El César
Por José Alejandro García Hernández
Aprendí sobre jerarquías y ejercicio del Poder a mis diez años. Mis primos y yo jugábamos a “El César”, donde aquel gobernante elegía a sus súbditos y repartía sus papeles. Nunca me había tocado ser El César, puesto que no era el mayor, ni el más fuerte ni el más inteligente; pero siempre fui bastante operativo: cosa que me ordenaban, la hacía… o sea, un esclavo.
El esclavo servía al soldado, el soldado al centurión, el centurión al concejal y el concejal al César. Era una jerarquía sencilla con reglas simples: si no cumples, te degradas, y si ya no podías bajar… a los leones, es decir, a los perros del patio. No te comían, pero sí se te echaban encima. No era un final fatal, pero su significado iba más allá de eso: la deshonra de ser arrojado a los leones.
No recuerdo si alguna vez había subido de nivel, pero lo que sí recuerdo fue un intento de conspiración. El concejal me preguntó si estaba conforme con mi vida, le dije que sí; después siguió inquiriendo y quiso saber si me levantaría en contra del César. Habré sido tonto, pero fui sabio al conocer que una expresión así me costaría la vida. Respondí que no, obviamente. Después me preguntó si me gustaría que el César cambiara un poquito su forma de gobernar, a lo que, cayendo en el juego capcioso del concejal, respondí que sí.

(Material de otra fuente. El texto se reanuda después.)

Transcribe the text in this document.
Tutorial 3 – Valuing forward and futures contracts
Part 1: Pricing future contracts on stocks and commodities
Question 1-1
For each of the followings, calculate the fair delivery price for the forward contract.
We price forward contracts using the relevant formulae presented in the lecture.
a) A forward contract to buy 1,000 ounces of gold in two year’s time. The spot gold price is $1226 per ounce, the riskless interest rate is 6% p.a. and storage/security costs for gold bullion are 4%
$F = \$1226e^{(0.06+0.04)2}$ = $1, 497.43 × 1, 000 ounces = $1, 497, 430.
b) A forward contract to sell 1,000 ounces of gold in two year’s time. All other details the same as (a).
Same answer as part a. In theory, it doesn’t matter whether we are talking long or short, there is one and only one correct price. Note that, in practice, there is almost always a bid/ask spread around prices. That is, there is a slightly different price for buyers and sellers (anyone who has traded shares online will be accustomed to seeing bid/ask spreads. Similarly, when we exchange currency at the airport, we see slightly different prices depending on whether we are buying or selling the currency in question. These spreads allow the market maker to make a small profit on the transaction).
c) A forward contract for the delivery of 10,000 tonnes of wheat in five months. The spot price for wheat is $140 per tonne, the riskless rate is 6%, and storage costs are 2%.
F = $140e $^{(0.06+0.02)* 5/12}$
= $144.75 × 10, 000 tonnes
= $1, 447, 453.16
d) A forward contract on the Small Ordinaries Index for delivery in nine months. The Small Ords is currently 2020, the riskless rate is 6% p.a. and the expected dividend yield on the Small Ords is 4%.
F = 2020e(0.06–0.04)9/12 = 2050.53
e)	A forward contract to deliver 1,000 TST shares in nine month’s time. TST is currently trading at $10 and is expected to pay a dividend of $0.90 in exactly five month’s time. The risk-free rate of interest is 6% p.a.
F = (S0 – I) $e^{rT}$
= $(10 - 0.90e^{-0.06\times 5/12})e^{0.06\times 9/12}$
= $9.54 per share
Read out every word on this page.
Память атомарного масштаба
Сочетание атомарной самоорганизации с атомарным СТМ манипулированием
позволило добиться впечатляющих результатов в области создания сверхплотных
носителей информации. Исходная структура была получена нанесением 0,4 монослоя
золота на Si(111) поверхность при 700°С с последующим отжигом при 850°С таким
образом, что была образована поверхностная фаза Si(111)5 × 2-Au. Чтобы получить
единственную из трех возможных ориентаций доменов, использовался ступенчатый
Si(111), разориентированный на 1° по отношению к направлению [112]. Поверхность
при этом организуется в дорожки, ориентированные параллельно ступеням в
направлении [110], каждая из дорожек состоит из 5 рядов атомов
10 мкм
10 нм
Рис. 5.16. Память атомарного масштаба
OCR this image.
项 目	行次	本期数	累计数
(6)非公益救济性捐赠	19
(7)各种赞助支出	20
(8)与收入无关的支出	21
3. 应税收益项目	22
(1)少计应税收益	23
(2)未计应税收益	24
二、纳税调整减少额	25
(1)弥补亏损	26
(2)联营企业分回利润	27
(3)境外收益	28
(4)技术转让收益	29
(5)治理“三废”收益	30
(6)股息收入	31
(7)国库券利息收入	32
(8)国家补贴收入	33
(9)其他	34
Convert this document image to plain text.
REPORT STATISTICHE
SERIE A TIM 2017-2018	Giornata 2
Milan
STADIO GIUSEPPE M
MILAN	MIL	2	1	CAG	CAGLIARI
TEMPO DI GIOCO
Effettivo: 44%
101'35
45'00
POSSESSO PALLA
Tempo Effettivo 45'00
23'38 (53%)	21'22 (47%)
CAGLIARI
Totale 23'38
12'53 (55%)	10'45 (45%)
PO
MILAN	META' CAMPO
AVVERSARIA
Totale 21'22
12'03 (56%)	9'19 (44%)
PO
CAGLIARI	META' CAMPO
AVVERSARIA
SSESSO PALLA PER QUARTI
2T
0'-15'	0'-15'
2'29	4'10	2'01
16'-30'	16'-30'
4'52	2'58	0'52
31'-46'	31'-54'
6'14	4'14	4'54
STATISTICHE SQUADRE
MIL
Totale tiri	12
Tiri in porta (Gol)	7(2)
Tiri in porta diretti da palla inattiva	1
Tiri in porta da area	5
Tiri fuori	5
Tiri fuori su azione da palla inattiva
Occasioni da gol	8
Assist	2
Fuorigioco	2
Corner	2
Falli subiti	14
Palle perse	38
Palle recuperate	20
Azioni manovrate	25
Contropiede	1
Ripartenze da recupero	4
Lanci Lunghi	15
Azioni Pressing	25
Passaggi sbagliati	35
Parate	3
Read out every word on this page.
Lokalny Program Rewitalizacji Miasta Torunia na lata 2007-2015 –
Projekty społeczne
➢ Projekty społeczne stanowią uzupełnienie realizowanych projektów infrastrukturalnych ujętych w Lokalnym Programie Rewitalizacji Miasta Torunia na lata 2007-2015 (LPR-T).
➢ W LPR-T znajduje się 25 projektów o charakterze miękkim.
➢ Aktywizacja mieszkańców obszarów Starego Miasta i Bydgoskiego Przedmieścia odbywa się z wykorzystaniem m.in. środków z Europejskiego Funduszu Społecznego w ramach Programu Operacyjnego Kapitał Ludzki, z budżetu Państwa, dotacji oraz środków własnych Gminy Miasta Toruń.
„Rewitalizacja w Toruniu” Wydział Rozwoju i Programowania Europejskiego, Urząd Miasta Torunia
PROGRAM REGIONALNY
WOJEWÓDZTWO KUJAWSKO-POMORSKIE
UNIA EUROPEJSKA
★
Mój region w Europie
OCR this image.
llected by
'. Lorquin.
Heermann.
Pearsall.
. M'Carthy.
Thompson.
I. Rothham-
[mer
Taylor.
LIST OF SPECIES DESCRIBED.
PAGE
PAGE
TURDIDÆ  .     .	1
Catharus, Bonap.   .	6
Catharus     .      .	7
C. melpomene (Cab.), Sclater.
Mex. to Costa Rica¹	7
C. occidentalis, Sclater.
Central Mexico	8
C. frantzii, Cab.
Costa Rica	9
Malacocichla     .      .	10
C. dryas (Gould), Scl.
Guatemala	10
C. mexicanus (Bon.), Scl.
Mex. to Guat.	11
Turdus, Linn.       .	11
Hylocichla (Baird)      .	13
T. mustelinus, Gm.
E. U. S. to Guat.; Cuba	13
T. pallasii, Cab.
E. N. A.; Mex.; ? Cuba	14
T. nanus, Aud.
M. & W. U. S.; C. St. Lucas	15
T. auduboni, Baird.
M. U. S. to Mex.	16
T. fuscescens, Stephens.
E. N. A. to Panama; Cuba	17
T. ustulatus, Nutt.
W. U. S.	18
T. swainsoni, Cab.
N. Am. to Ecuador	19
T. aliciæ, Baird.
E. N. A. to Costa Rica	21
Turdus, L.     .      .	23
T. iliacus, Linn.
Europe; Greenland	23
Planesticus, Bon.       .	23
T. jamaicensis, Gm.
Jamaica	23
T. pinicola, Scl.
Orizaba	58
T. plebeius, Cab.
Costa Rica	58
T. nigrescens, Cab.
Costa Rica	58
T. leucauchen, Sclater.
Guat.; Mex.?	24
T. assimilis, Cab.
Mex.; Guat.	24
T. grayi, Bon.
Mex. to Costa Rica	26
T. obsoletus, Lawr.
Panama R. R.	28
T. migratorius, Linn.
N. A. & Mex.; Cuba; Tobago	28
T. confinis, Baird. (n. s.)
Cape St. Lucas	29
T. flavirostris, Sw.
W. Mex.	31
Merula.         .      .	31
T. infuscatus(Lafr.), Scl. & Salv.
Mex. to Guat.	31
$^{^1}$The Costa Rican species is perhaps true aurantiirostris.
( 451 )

Me encontraba cortando flores para entregar mi tributo al César cuando llegó el concejal junto con el soldado y el centurión. Ordenó que me aprehendieran y me llevaran ante el César, dejando las flores en el suelo y siendo pisadas despectivamente por el soldado. El concejal expuso al César que yo me encontraba inconforme con su gobierno y que había incitado un levantamiento en su contra. Me despojaron de mis vestimentas y me arrojaron a los leones. Así terminó aquella jornada.
Otro día, finalmente mis primos me dieron la oportunidad de ser el César. Era el momento de ejercer un gobierno de paz y convivencia. Repartí los roles, y, en venganza, puse al anterior concejal como esclavo. Era la oportunidad para ajustar la balanza de la justicia. Un día salí a caminar por el pasto donde cultivaba las flores, recordé mis experiencias pasadas como esclavo cuando recogía tributos. Me agaché para recoger y oler aquella flor amarilla y disfrutar los frutos de un trabajo de mucho tiempo y esfuerzo. El día era bueno.
Sobre mi dorso sentí la punta de una rama, que, después supe, era un puñal. El concejal me había dicho, mientras me amagaba por la espalda, que me encontraba en un golpe de Estado, y que el esclavo sería el nuevo César. Llegaron los demás, y el esclavo tomó mi corona formada con ramitas y la colocó sobre su cabeza. Me echaron una última vez a los leones.